Oil heads for highest annual close since 2007
January 1, 2011 - 0:0
Oil, little changed in New York, headed for a second yearly advance and its highest year-end close since 2007, as evidence the global economic recovery is gaining momentum stokes demand for raw materials.
Crude has risen 13 percent this year, extending last year’s 78 percent rally. Commodity prices have beaten gains in stocks, bonds and the dollar this year as China led a recovery from the first global recession since World War II.“The market is still proving very resilient and appears to be stronger than the equity rally supporting it,” said Alexander Ridgers, head of commodities at London-based CMC Markets, which handles more than $150 million a day in U.S. crude contracts.
Oil for February delivery was at $89.67 a barrel, down 17 cents, on the New York Mercantile Exchange at 11:28 a.m. London time. Brent crude for February settlement was down 19 cents at $92.90 a barrel on the ICE Futures Europe exchange in London.

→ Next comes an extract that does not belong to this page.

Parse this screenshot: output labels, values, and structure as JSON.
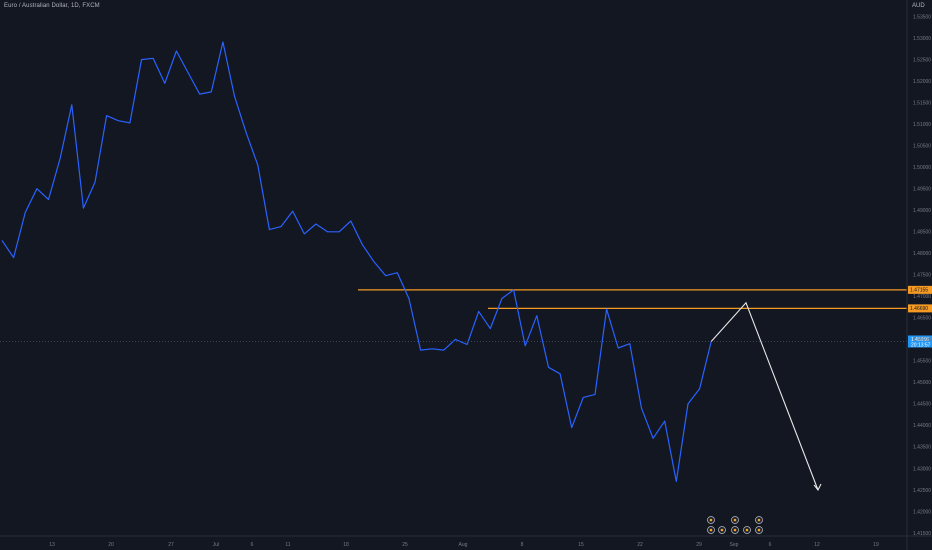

Futures had their biggest decline in a month yesterday, settling below $90 for the first time since Dec. 21, after a U.S. government report showed a smaller-than-forecast drop in crude inventories in the world’s biggest oil-consuming nation.
U.S. crude supplies decreased 1.26 million barrels to 339.4 million in the seven days ended Dec. 24, the Department of Energy said. That’s less than the median forecast for a 2.85 million-barrel drop in a Bloomberg survey of 14 analysts.